What are my tax obligations if I invest into a Variable Capital Company?
The Variable Capital Company (“VCC”) was gazetted on 20 January 2020. With so much hype at the moment around the VCC, what are the tax considerations for you as an investor when you buy into a VCC?
The VCC is conceptually a corporate entity of a single or multiple ‘pooled’ funds that is managed by a Singapore fund manager. In essence, it is a corporate structure with investors as ‘shareholders’ who can buy into and exit their holdings at any one point. It is an alternative to other existing investment vehicles for the asset management industry.

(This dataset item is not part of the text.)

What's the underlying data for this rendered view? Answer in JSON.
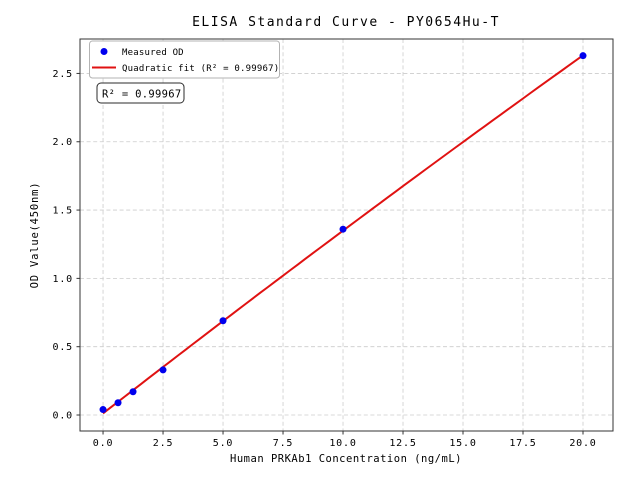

A VCC can be set up as a standalone fund or an umbrella fund. An umbrella fund is a single legal entity with several distinct sub-funds which, in effect, are treated as individual investment funds. In other words, an umbrella VCC is a Collective Investment Scheme (“CIS”) with its investments assigned to the relevant sub-funds. A share in an umbrella VCC will be referenced to the share of the sub-fund. The value of the shares will be proportionate to the Net Asset Value (“NAV”) of the VCC or that of the relevant sub-fund.
Generally, shares in a VCC have the same characteristics as shares in a company, with a couple of modifications and exceptions, such as: –
- entitlement to assets and liabilities that are legally quarantined within each sub-fund;
- rights to receive dividends out of capital, without the need for distributable profits;
- the ability to exit by way of share redemption, etc.